E Bolsonaro nem se riu
No bolsonaristão, a insanidade mais recente, noticiada em todos os cantos do mundo, foi o discurso ao país do secretário especial da Cultura, Roberto Alvim, a imitar Joseph Goebbels, ministro da Propaganda de Adolf Hitler e um dos principais instigadores do extermínio de judeus, segundo os seus dois principais biógrafos, Thacker e Longerich.
Mas já na véspera o governo fora abalado por outro escândalo, envolvendo outro secretário, o da Comunicação, por acaso, um proeminente membro da comunidade judaica brasileira. Fábio Wajngarten é dono de uma empresa cujos principais clientes, Band e Record, estão entre as emissoras de televisão beneficiadas pelas verbas governamentais geridas pelo próprio.
Numa altura da história do Brasil em que neonazis se sentem confortáveis para saírem do armário e em que o presidente da República, dia sim, dia não, ofende a mãe de jornalistas que lhe fazem perguntas, Wajngarten preferiu ameaçar a imprensa que divulgou a notícia a explicar ao contribuinte o nítido conflito de interesses em que está envolvido.
Como, ao contrário de Alvim, cujo escândalo teve repercussão mundial, Wajngarten está apenas sob holofotes nacionais, Bolsonaro não se achou ainda obrigado a despedi-lo. Têm a palavra agora a Comissão de Ética Pública da Presidência da República e o Ministério Público Federal (MPF).
Caso caia mesmo na alçada do MPF, segue os passos do novo chefe da atriz Regina Duarte, o ministro Marcelo Álvaro Antônio, titular do Turismo e com a tutela da Cultura, já arguido num esquema de lançamento de candidatas-fantasma na eleição de 2018.
E do ministro Ricardo Salles, do Ambiente, condenado, em primeira instância, pela justiça do estado de São Paulo, por cometer fraude na elaboração de um plano de proteção ambiental com o propósito de beneficiar empresas mineradoras.

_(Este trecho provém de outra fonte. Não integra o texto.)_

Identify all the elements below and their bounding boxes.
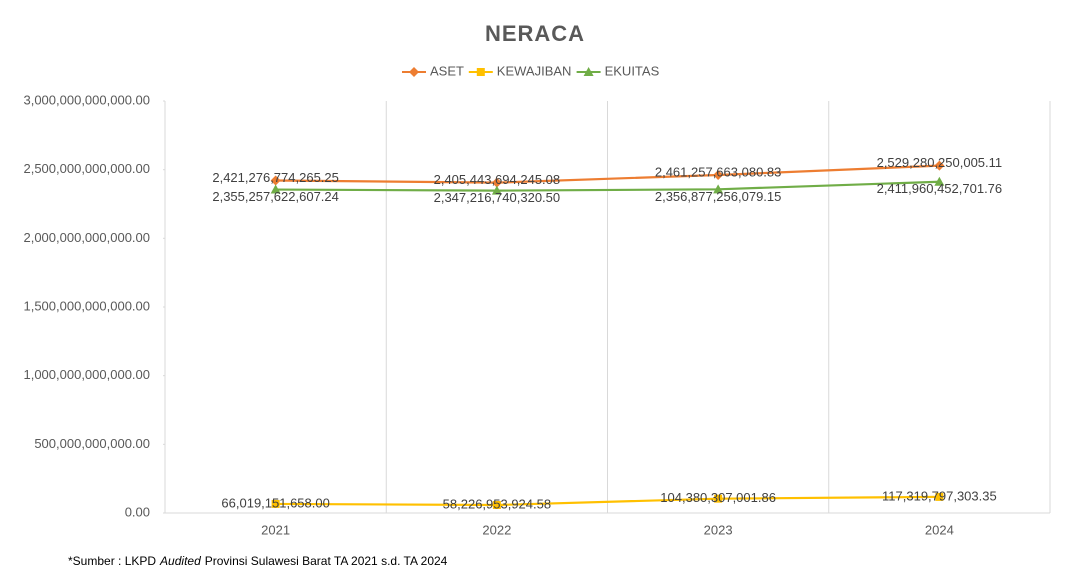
data-point (271, 499, 280, 508)
data-label: 117,319,797,303.35 (882, 488, 997, 503)
data-label: 2,421,276,774,265.25 (212, 170, 339, 185)
data-point (491, 177, 502, 188)
data-label: 2,356,877,256,079.15 (655, 189, 782, 204)
y-tick-label: 1,500,000,000,000.00 (23, 298, 150, 313)
y-tick-label: 3,000,000,000,000.00 (23, 92, 150, 107)
series-line (275, 180, 940, 192)
legend-marker (476, 68, 485, 76)
x-tick-label: 2022 (482, 522, 511, 537)
data-point (934, 176, 945, 186)
data-label: 2,461,257,663,080.83 (655, 164, 782, 179)
y-tick-label: 2,000,000,000,000.00 (23, 230, 150, 245)
data-label: 2,405,443,694,245.08 (434, 172, 561, 187)
legend-label: EKUITAS (605, 63, 660, 78)
data-label: 58,226,953,924.58 (443, 496, 551, 511)
data-point (713, 184, 724, 194)
x-tick-label: 2023 (704, 522, 733, 537)
x-tick-label: 2024 (925, 522, 954, 537)
data-label: 2,529,280,250,005.11 (877, 155, 1003, 170)
source-note: *Sumber : LKPD Audited Provinsi Sulawesi B… (68, 554, 448, 568)
series-line (275, 495, 940, 507)
source-part: *Sumber : LKPD (68, 554, 156, 568)
data-point (491, 185, 502, 195)
data-point (713, 169, 724, 180)
legend-marker (583, 67, 594, 76)
y-tick-label: 2,500,000,000,000.00 (23, 161, 150, 176)
data-label: 2,347,216,740,320.50 (434, 190, 561, 205)
data-point (492, 501, 501, 510)
legend-label: KEWAJIBAN (497, 63, 572, 78)
data-point (714, 494, 723, 503)
data-label: 104,380,307,001.86 (660, 490, 776, 505)
y-tick-label: 1,000,000,000,000.00 (23, 367, 150, 382)
legend-marker (409, 67, 419, 77)
x-tick-label: 2021 (261, 522, 290, 537)
y-tick-label: 0.00 (125, 504, 150, 519)
data-point (270, 184, 281, 194)
data-point (270, 175, 281, 186)
data-point (934, 160, 945, 171)
chart-title: NERACA (485, 21, 585, 46)
data-label: 2,411,960,452,701.76 (877, 181, 1003, 196)
y-tick-label: 500,000,000,000.00 (34, 436, 150, 451)
data-label: 2,355,257,622,607.24 (212, 189, 339, 204)
series-line (275, 164, 940, 184)
source-part: Provinsi Sulawesi Barat TA 2021 s.d. TA … (205, 554, 448, 568)
source-part: Audited (159, 554, 201, 568)
data-label: 66,019,151,658.00 (221, 495, 329, 510)
legend-label: ASET (430, 63, 464, 78)
data-point (935, 492, 944, 501)
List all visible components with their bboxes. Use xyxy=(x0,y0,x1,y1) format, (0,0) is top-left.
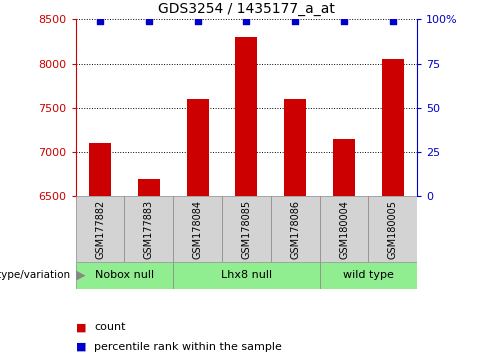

E do ministro Paulo Guedes, da Economia, investigado pelo Tribunal de Contas no âmbito de uma operação que apura irregularidades cometidas por si ainda como empresário do mercado financeiro.
E do ministro Osmar Terra, da Cidadania, outro arguido por improbidade administrativa ao suspender a autorização de produções audiovisuais LGBT para a televisão pública, já depois de ter gasto 400 mil euros no processo de seleção.
E do ministro Luiz Mandetta, da Saúde, alvo de quatro processos na qualidade de secretário municipal da mesma pasta, em Campo Grande, capital do estado do Mato Grosso do Sul.
E do ministro Onyx Lorenzoni, da Casa Civil, suspeito de receber dinheiro não declarado para as suas campanhas.
Já para não falar do líder parlamentar do governo no Senado, Fernando Bezerra, alvo de mandado de busca e apreensão por receber subornos em obras no nordeste do país.
E do senador Flávio Bolsonaro, figura central de um escândalo milionário de corrupção que envolve desvio do salário dos assessores para seu proveito e lavagem de dinheiro numa loja de chocolates - um escândalo com tantas ramificações que nem o pai, Jair Bolsonaro, por mais que tente, consegue abafar.
Além do escândalo em torno do seu filho, das buscas ao seu líder parlamentar e do eventual conflito de interesses do seu secretário da Comunicação, portanto sentam-se no Conselho de Ministros ao lado de Bolsonaro (e do seu ministro da Justiça, o incensado Sergio Moro) nada menos do que seis altos funcionários com a justiça à perna: o ministro do Ambiente, já condenado, os do Turismo, da Saúde e da Cidadania, já arguidos, e os da Economia e da Casa Civil, sob investigação.
Mesmo assim, em evento do seu novo partido, o Aliança pelo Brasil, umas 48 horas antes do discurso do Goebbels dos trópicos, o presidente disse que não paira sobre o executivo "nenhuma denúncia de corrupção".
E não, não era uma piada: nem ele nem os seus correligionários se riram.